A political statement? Are we grasping at straws here?
His final address to the audience came as he introduced the last song, "I Want Love."
"I'm dedicating this song to all of you," John said. "I've been coming to America for 34 years. It's fashionable to knock it, but this country has been so great to me."
There were no boos during the evening, only ovations and appreciation shown by fans to John -- and appreciation by John to his fans. No inflammatory statements, no walk-outs, no demonstrations -- just a great concert.
It was an evening of mutual love.
John frequently addressed the audience, showed them respect, reached out to them.
My biggest complaint about Ronstadt's concert was not her political statement, but that she put on a substandard performance, stood aloof from her audience, seemingly disinterested in whether they were there or not. She seemed to be there for her pleasure, not theirs.

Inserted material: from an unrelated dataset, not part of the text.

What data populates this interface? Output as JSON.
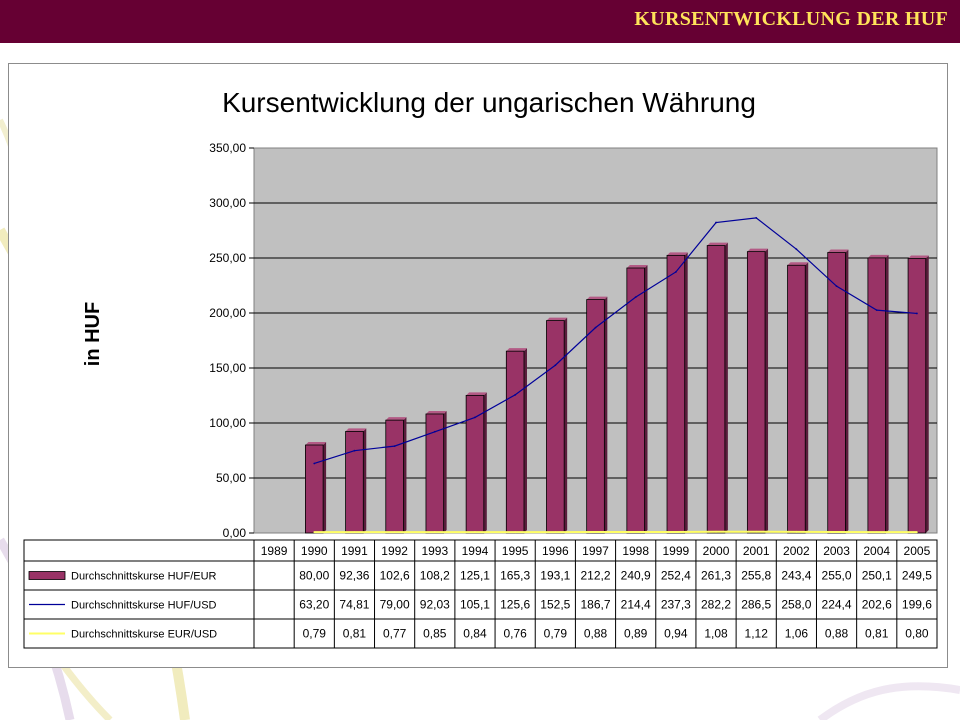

Many entertainers who perform in Vegas charge among the highest prices in the world for admission. The audiences should expect every performer to give 100 percent of his, or her, ability.
John did. Ronstadt didn't.
John put on a party. Ronstadt went for a stroll.
Director David LaChappelle's sets -- giant inflatable breasts, huge inflatable phallic symbols (bananas, apples, cigarettes), a giant set of feminine legs, balloons and confetti filling the air -- and creative videos dominate the stage, looming behind John and his band for almost every song, most of which are his biggest hits from the '70s -- "Rocket Man," "Tiny Dancer," "Daniel," "Saturday Night's Alright (for Fighting)," "Candle in the Wind," "Pinball Wizard" and "The Bitch Is Back."
"The Red Piano" continues to be one of the most exciting shows in town, if not the most exciting.